While most everyone has been debating and speculating about what it would be like to combine ARM processors and GPU accelerators, one organization has put together some hardware in order to separate the theoretical from the real. The Barcelona Supercomputer Center (from the Barcelona in Spain, not the other one) is building clusters to explore the potential advantages that might arise from combining low power ARM processors with fast number-crunching GPUs.

Their first attempt, the Tibadabo, was a proof of concept to determine whether it’s possible to build an all-ARM-based cluster. Could they really put together a cluster based on cell phone processors? And, if they could build it, could they find or adapt enough software for it to do useful work?

They were able to construct a two-rack cluster containing 32 blades, 256 nodes, and a total of 512 Tegra 2 ARM cores. They were able to port 11 scientific apps over to ARM with little difficulty, although they did need to fiddle around with the memory hierarchy to optimize some of the apps.

The performance wasn’t all that great. The total system turned out 512 GFLOPs while consuming 3.4 KW, yielding .015 GGLOPs/watt. For context, the best systems on the most recent Green500 list come in around 2.4 or 2.5 GFLOPs/watt, while the systems at the end of the list are rated at .033 GFLOPs/watt.

So they went back to the drawing board and, using NVIDIA’s CARMA development box, clustered 16 of them together as a learning experience they called Pedraforca v1. This system did much better than the ARM-only Tibadabo on energy efficiency, yielding .78 GFLOPs/watts on DGEMM and 5.04 in SGEMM (matrix multiply double and single precision), so they were making progress.

Limitations in the platform (PCIe max of 400 MB/s plus inability to overlap computation and data transfers) meant it couldn’t be scaled up very well. However, it did lead them to a new breakthrough in their thinking for their next system, which they’ve dubbed Pedraforca V2.

They’ve decided the key to building a highly efficient system isn’t to build an accelerated cluster but to build a cluster of accelerators. While there isn’t much difference in the words, there’s a world of difference between the meanings. With Pedraforca v2, they will be de-coupling the CPUs from the GPUs, meaning that the ratio of CPU-GPU can be changed to fit the workloads. They will also be using direct GPU-GPU data transfers via Mellanox’s ConnectX-3 Infiniband interconnects.
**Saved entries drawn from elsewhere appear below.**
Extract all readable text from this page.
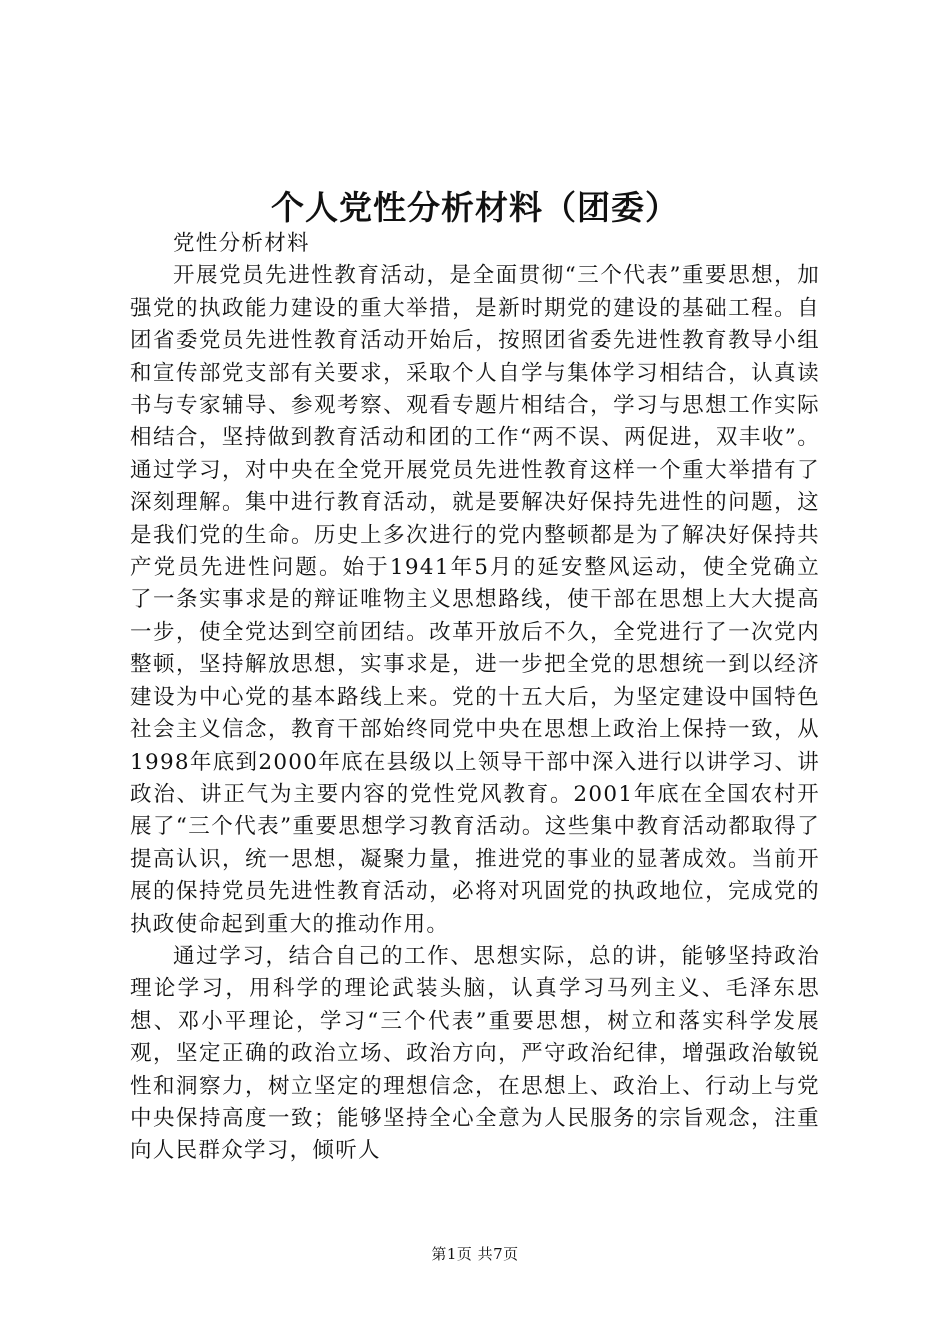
个人党性分析材料（团委）

党性分析材料

开展党员先进性教育活动，是全面贯彻“三个代表”重要思想，加强党的执政能力建设的重大举措，是新时期党的建设的基础工程。自团省委党员先进性教育活动开始后，按照团省委先进性教育教导小组和宣传部党支部有关要求，采取个人自学与集体学习相结合，认真读书与专家辅导、参观考察、观看专题片相结合，学习与思想工作实际相结合，坚持做到教育活动和团的工作“两不误、两促进，双丰收”。通过学习，对中央在全党开展党员先进性教育这样一个重大举措有了深刻理解。集中进行教育活动，就是要解决好保持先进性的问题，这是我们党的生命。历史上多次进行的党内整顿都是为了解决好保持共产党员先进性问题。始于1941年5月的延安整风运动，使全党确立了一条实事求是的辩证唯物主义思想路线，使干部在思想上大大提高一步，使全党达到空前团结。改革开放后不久，全党进行了一次党内整顿，坚持解放思想，实事求是，进一步把全党的思想统一到以经济建设为中心党的基本路线上来。党的十五大后，为坚定建设中国特色社会主义信念，教育干部始终同党中央在思想上政治上保持一致，从1998年底到2000年底在县级以上领导干部中深入进行以讲学习、讲政治、讲正气为主要内容的党性党风教育。2001年底在全国农村开展了“三个代表”重要思想学习教育活动。这些集中教育活动都取得了提高认识，统一思想，凝聚力量，推进党的事业的显著成效。当前开展的保持党员先进性教育活动，必将对巩固党的执政地位，完成党的执政使命起到重大的推动作用。

通过学习，结合自己的工作、思想实际，总的讲，能够坚持政治理论学习，用科学的理论武装头脑，认真学习马列主义、毛泽东思想、邓小平理论，学习“三个代表”重要思想，树立和落实科学发展观，坚定正确的政治立场、政治方向，严守政治纪律，增强政治敏锐性和洞察力，树立坚定的理想信念，在思想上、政治上、行动上与党中央保持高度一致；能够坚持全心全意为人民服务的宗旨观念，注重向人民群众学习，倾听人

第1页 共7页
This will take a huge amount of latency out of the system and, accordingly, reduce the amount of work the CPU needs to do to orchestrate GPU communications. The prototype system will have 64 nodes which will utilize a quad-core Tegra 3 CPU that will slide into a 4x PCIe slot on a Mini-ITX carrier. In this configuration, the CPU will only be managing boot and MPI communications, plus minimal traffic cop duty for the GPUs. The point is that you don’t need a hugely fast and powerful processor to fulfill these requirements.

However, Pedraforca v2 will have some processing power in the form of Kepler-based NVIDIA K20 GPUs that can deliver 1,170 GFLOP/s through a PCIe Gen3 slot. The GPUs will be able to communicate with each other at 40 Gb/s via the aforementioned Mellanox-fueled Infiniband interconnect.

Both presenters pointed out that this isn’t a general purpose HPC system – it is intended as a host for apps that are GPU-optimized. While they didn’t discuss any FLOPs/watt estimates or performance predictions, it’s safe to say that this system should be an eye opener when it comes to energy efficiency and even cost per FLOP. It’s definitely a project worth watching.